Потом он бродит весь день по городу, всю ночь простаивает на мосту… «И только в полдень, когда уже солнце высоко залезло на небо, — он сел на поезд и уехал на фронт».

Очень одиноко жилось дяде Мите! Тем с большим уважением отнесемся мы к его независимости. Вот он встречает на дорогах войны сиротку («Девочка»): «…ведь у меня нет пи хлеба, ни копеечки, так же, как у тебя, вероятно, нет ни близких, ни родных, которые могли бы приютить тебя…» «Бедная моя крошка! — пойдем со мной по этой прямой дороге. Мы не будем сворачивать ни вправо, ни влево… Нам некуда сворачивать, моя маленькая сестренка! — у нас ведь нет ни друзей, ни дома — даже нет маленькой, медной копеечки».

Дальше идут новеллки, свидетельствующие о том, что никаким скептиком или циником не стал этот человек, поддаваясь жизни… Столь искрения и простосердечна его ненависть к немцам: «Никакая залетная птица, никакой голодный зверь не будут клевать и жрать эту мерзость», или: «Что думал этот подлый ублюдок поганой немецкой нечисти, выполняя задание хозяев-палачей?» И столь безусловны и надличны сочувствие и боль: «Я стою у окна и смотрю на это пепелище — и сердце мое обливается кровью».

А вот и то и другое вместе, сплав: «…Это еще более останавливает ваше внимание и, вглядываясь пристальней, вы уже ясно видите, что это „фриц“, сраженный пулей во время своей работы.

Эта фигура с естественностью самой позы, производящей ремонт проводов, вас ошеломляет, поражает своей живучестью и вызывает в конечном счете чувство отвращения и глубокой ненависти».

Замечательно это «в конечном счете»! И мы верим, что Диккенс был настоящий солдат.

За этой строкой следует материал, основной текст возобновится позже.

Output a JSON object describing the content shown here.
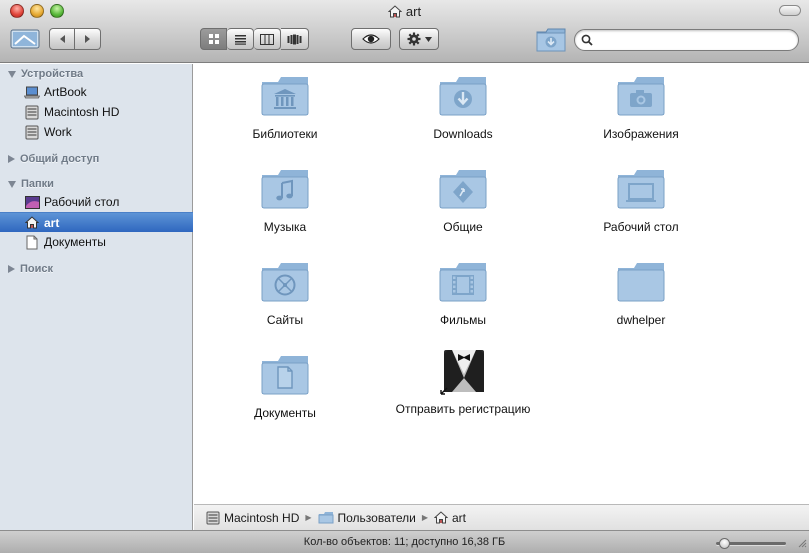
{
  "window": {
    "title": "art"
  },
  "toolbar": {
    "search_placeholder": "",
    "view_modes": [
      "icons",
      "list",
      "columns",
      "cover-flow"
    ],
    "selected_view": "icons"
  },
  "sidebar": {
    "sections": [
      {
        "label": "Устройства",
        "expanded": true,
        "items": [
          {
            "label": "ArtBook",
            "icon": "laptop-icon"
          },
          {
            "label": "Macintosh HD",
            "icon": "hard-drive-icon"
          },
          {
            "label": "Work",
            "icon": "hard-drive-icon"
          }
        ]
      },
      {
        "label": "Общий доступ",
        "expanded": false,
        "items": []
      },
      {
        "label": "Папки",
        "expanded": true,
        "items": [
          {
            "label": "Рабочий стол",
            "icon": "desktop-icon"
          },
          {
            "label": "art",
            "icon": "home-icon",
            "selected": true
          },
          {
            "label": "Документы",
            "icon": "document-icon"
          }
        ]
      },
      {
        "label": "Поиск",
        "expanded": false,
        "items": []
      }
    ]
  },
  "content": {
    "items": [
      {
        "label": "Библиотеки",
        "icon": "library-folder-icon"
      },
      {
        "label": "Downloads",
        "icon": "downloads-folder-icon"
      },
      {
        "label": "Изображения",
        "icon": "pictures-folder-icon"
      },
      {
        "label": "Музыка",
        "icon": "music-folder-icon"
      },
      {
        "label": "Общие",
        "icon": "public-folder-icon"
      },
      {
        "label": "Рабочий стол",
        "icon": "desktop-folder-icon"
      },
      {
        "label": "Сайты",
        "icon": "sites-folder-icon"
      },
      {
        "label": "Фильмы",
        "icon": "movies-folder-icon"
      },
      {
        "label": "dwhelper",
        "icon": "generic-folder-icon"
      },
      {
        "label": "Документы",
        "icon": "documents-folder-icon"
      },
      {
        "label": "Отправить регистрацию",
        "icon": "registration-app-icon"
      }
    ]
  },
  "pathbar": {
    "crumbs": [
      {
        "label": "Macintosh HD",
        "icon": "hard-drive-icon"
      },
      {
        "label": "Пользователи",
        "icon": "folder-icon"
      },
      {
        "label": "art",
        "icon": "home-icon"
      }
    ]
  },
  "status": {
    "text": "Кол-во объектов: 11; доступно 16,38 ГБ",
    "icon_size_level": 0.1
  },
  "colors": {
    "folder_blue": "#8fb4d8",
    "sidebar_bg": "#dde4ec",
    "selection": "#3a72c6"
  }
}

Одиночество его судьбы, безответная любовь, вечная война, боль за отечество — какими немногими чистыми и сильными линиями набросан его автопортрет! Чувствительный и романтичный… и мы чуть ли не впервые принимаем и прощаем романтику — для этого потребовалась лишь кристальная чистота.

Проза Диккенса (дяди) бесспорно выражает его больше, чем он — ее. Он, пожалуй, и не подозревал, насколько она его выразила… Но сам он так для нас хорош — что лучше любой, самой крепкой прозы, и мы благодарны Прозе, что она нам его выразила.

Для чистого человека и чистой бумаги не жалко…

Вот самая длинная его новелла.

Метелица

Это было давно, очень давно, — в дни моей далекой молодости, когда я был влюблен в одну девушку. Звали ее Настенькой. Может быть, она была не так красива и не так хороша, может быть, даже не так умна, как другие, но я ее любил, как только может любить пылкое сердце молодого человека. Любил безумно, страстно, неистово, — любил, как говорят, до преступления, — и в то же время чувствовал всю безнадежность своих мечтаний, всю тщетность своих порывов.

Я был беден, даже очень беден, — и это мешало мне осуществить свои надежды и быть более смелым и решительным. — В конце концов, не в силах более сдерживать свою страсть и честные намерения, я пал к ногам Настеньки, прося у нее руки и сердца.

Настенька не удивилась, не возмутилась и не пала мне на шею. Она только ответила: «Пойдите к папеньке. Без папеньки я не могу».

Как мне ни было тяжело, я все же вынужден был это сделать.

Как и следовало ожидать, я получил отказ. Отказ суровый, категорический.

Я был взбешен, оскорблен, — я был готов застрелиться с горя, — и вдруг случай или сама Судьба повернулись мне навстречу, обнадежили золотыми лучами и толкнули на путь искать счастье другой дорогой.

Мой приятель, лучший мой школьный товарищ, надоумил меня «украсть» невесту, обвенчаться с ней втайне, помимо желания родителей… Я, как сумасшедший, ухватился за эту мысль, побежал к Настеньке и поделился с ней своим планом. Настенька страшно испугалась, замахала руками, но в конце концов согласилась и даже заинтересовалась будущим путешествием.

Все было готово к назначенному дню и часу. И крытая бричка, и пара добротных лошадей, и верный ямщик. Вот — я с Настенькой сижу в бричке и едем в село, от нашего города в верстах 40–50. Едем молча, невесело, а тут еще подула непогода, закрутилась метель по дорогам, замела все пути и перекрестки. Снег валит, ветер… одним словом, нахлынула вьюга, метелица, света божьего не стало видно.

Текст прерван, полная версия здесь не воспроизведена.